Saturday 31 August 2013

Love De-Mystified

The day was breaking fast, the darkness of the night before had been dispelled by the dull light of the dawn, it was cloudy but there was a breeze blowing from the East and the clouds would disappear fast too, "damn, but I so liked the cloud these days," there had been times when it was only the Sun for me, if it wasn't there I would scamper in to my duvet and sleep till it came out again.  But obviously something had changed in my top end, "as it was prone to do nowadays often enough," I was thinking of Anjali again, she was a night bird and hated the Sun, it was her responsible for this change more than me, " I would just sit on my hiney most of the times," this hard working lass had brought about an incredible change in me, I was more prone to going out in the night than ever before, would do things that got me out of the comfort zone into realms that were as yet untouched by reality, "and what was reality after all."

I was happy today, I had bought a new car, "a MUV that professed to be an Off Roader," don't we all profess to what we want to be at a later point in our lives, well this Renault MPV, "the ubiquitous Multi Utility Vehicle," was a fantastic drive and the ideal travel device for me.  Anjali was with me all through the day today, and like the change evident in my travelling device, she had reached a decision too, as she told me in the mid afternoon that she wasn't going to be too serious with this new man, there were evidently enough some vast differences in their perception of life, "another obvious question, so what was life ?" though I trusted her with everything and every decision that she would make about her emotional well being would be rational and logical choice.  A question that occurred to me was, "So What Is Love and can be define it ?"
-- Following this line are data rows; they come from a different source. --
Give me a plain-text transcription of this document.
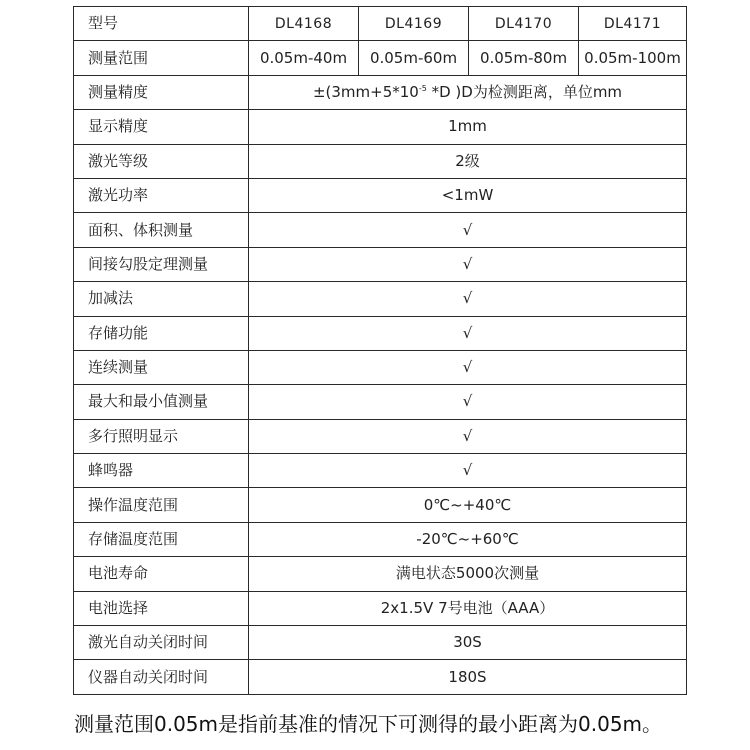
型号	DL4168	DL4169	DL4170	DL4171
测量范围	0.05m-40m	0.05m-60m	0.05m-80m	0.05m-100m
测量精度	$\pm(3mm+5*10^{-5}$ *D )D为检测距离，单位mm			
显示精度	1mm			
激光等级	2级			
激光功率	<1mW			
面积、体积测量	√			
间接勾股定理测量	√			
加减法	√			
存储功能	√			
连续测量	√			
最大和最小值测量	√			
多行照明显示	√			
蜂鸣器	√			
操作温度范围	0℃~+40℃			
存储温度范围	-20℃~+60℃			
电池寿命	满电状态5000次测量			
电池选择	2x1.5V 7号电池（AAA）			
激光自动关闭时间	30S			
仪器自动关闭时间	180S			
测量范围0.05m是指前基准的情况下可测得的最小距离为0.05m。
As I saw it, there was no sure shot answers to this one, it was hard to say whether the short lived emotion of infatuation wasn't love, that if nurtured mutually it would blossom into love, similarly, a long turmoil filled life with the one you love might eventually bring out the thought that you had never been in love with this person.  However based on my experience there was one thing I was absolutely sure of, Love was the emotion when the inner child blossomed and understood that one persons existence was more important than anything else in this world, that all desires and thoughts were subjugate to his or her existence, "did it really exist, this feel, I wondered ?"  Immediately, when Anjali mentioned her thoughts on the new man and how she didn't really love him, I spoke about my thoughts of love, "didn't know much except that I had cried a million tears for somebody too," and we connected, whether she stayed with this new man or not was unimportant suddenly, what was paramount was that we connected on this thought and still spoke for long hours on life and on topics as diverse as the whistle blower Edward Snowden to the war in Syria to Dating and Relationships.
If Everyone Cared Then Nobody Died, If Everyone Loved and Swallowed Their Pride.